I really liked the movie, but yeah, I agree. It was a really shit ending, and the Reality Ensues of that ending horrifies me.
Loved it. I actually liked the ending because I'm tired of these happily ever after endings that don't make sense in context but I do agree that tonally it doesn't work entirely well.
Only problem is that this not very happy ending didn't make sense in context either. In fact it's a tragic ending masquerading as a happy one, and oddly we are supposed to appreciate this outcome as the best (or a good) outcome for everyone involved. Billions of human beings die to war, starvation and disease. Humanity is reduced to scratching out an existence from barren harvest to harvest. And more to the pint, Gary ends up learning fuckall. He spends the movie coming to the realizations that he has nothing in his life but a stupid pub crawl from when he was 18 and he's been clinging to his teenaged existence all his life. He ends the film not having finally grown up and joining society (as it exists post apocalypse), but having gone "fuck it" and... continuing to cling to his teenaged years.
But everyone was more-or-less miserable. Gary was miserable, Andy was miserable, Steven was in a somewhat mid-life crisis, Peter had years of abuse, and Oliver was about the only somewhat happy person in the whole group.
edited 26th Aug '13 5:12:37 PM by GethKnight
I want to make sure I understood this correctly: Gary wanted to finish the crawl even though it was painfully obvious they were in deep shit because he was that depressed.
Never trust anyone who uses "degenerate" as an insult.Like he said at the beginning: "We're here to get annihilated!" Not to mention that he was already suicidal at some other point in his life.
Not-robots, alcohol, didn't matter how; I don't think he cared about the possibility of dying that evening.

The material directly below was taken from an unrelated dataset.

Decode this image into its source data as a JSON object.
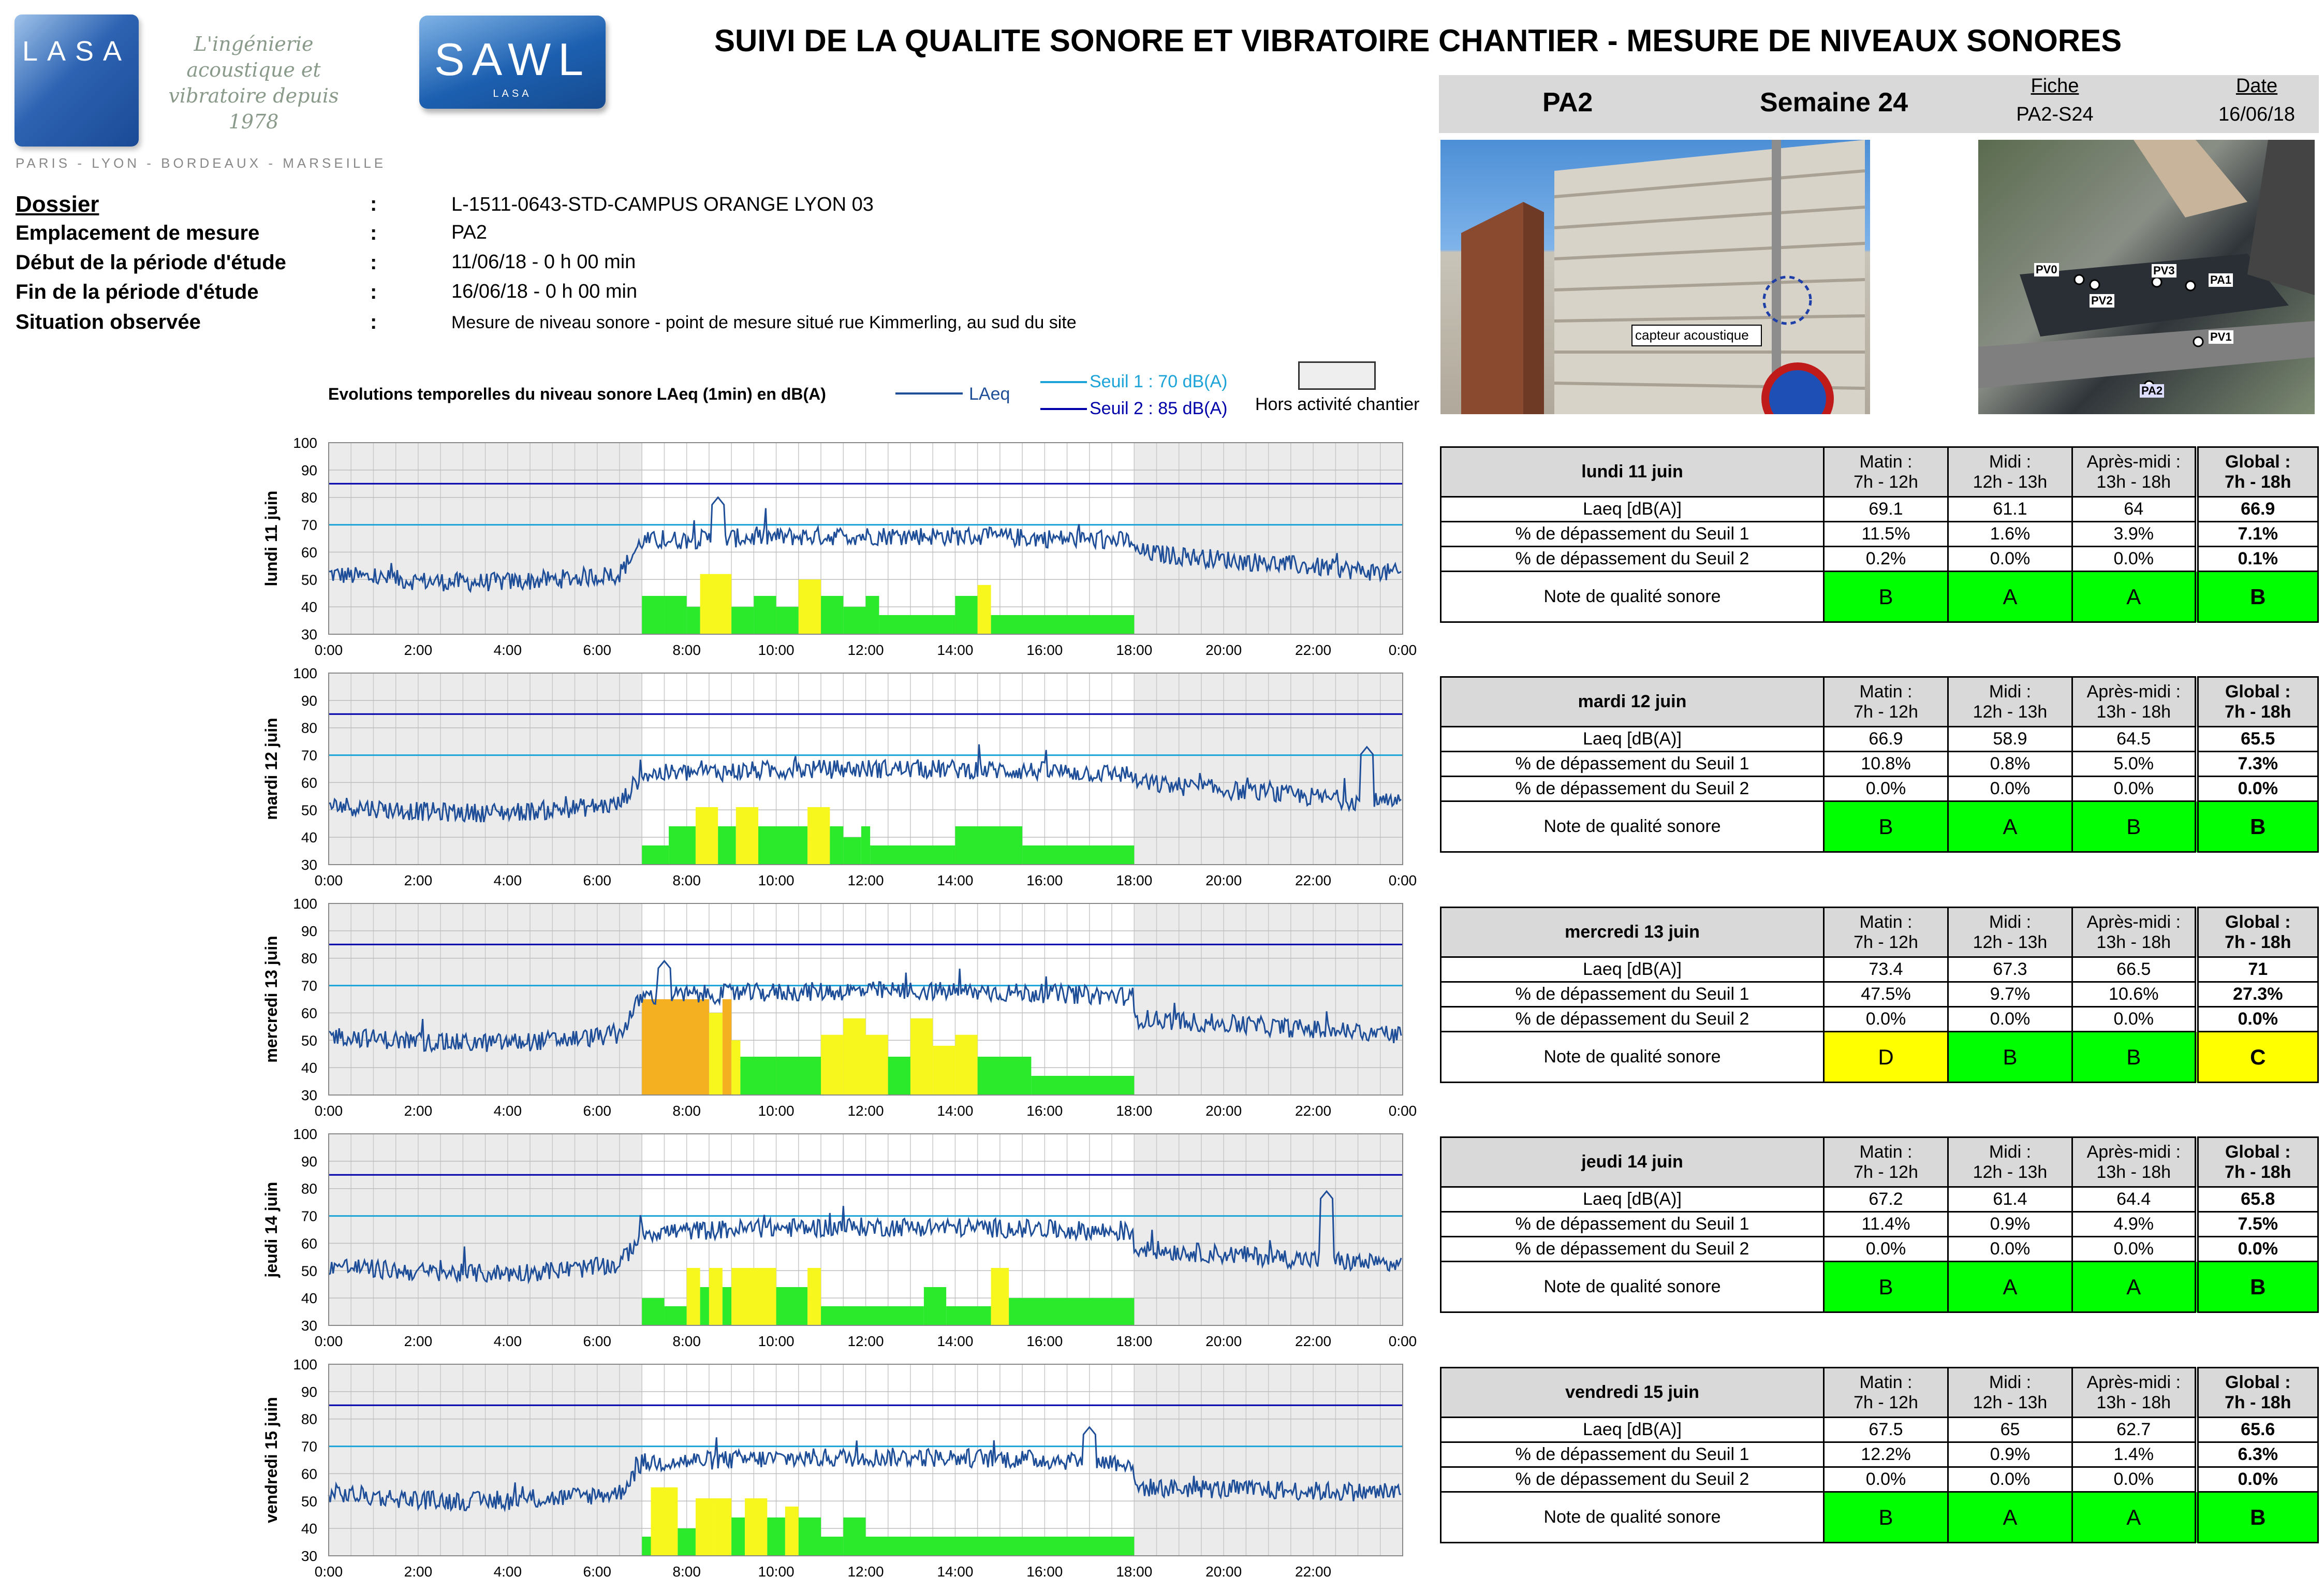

Seriously, I don't see a problem with the ending at all. The first two films were all about idealism and a flawed protagonist overcoming his flaws. This one is the antithesis; it's a deeply nihilist film about the inherent purposelessness of life and the protagonist rather than growing up went the opposite way and fully embraced his life as the worthless shell of a human being, which is why he eventually chose to team up with a bunch of blanks who were just as hollow as him. Not exactly a very life-affirming or in any way positive message, but it nicely - if maybe somewhat pretentiously - sets against the usual talk of redemption.
edited 22nd Sep '13 6:42:58 AM by TAPETRVE
Fear the cinnamon sugar swirl. By the Gods, fear it, Laurence.
Personally, I'd like to see an anthology movie which has several different Pegg/Frost characters in several different episodes, that all unwittingly or deliberately come across each other at one or several points.
Fear the cinnamon sugar swirl. By the Gods, fear it, Laurence.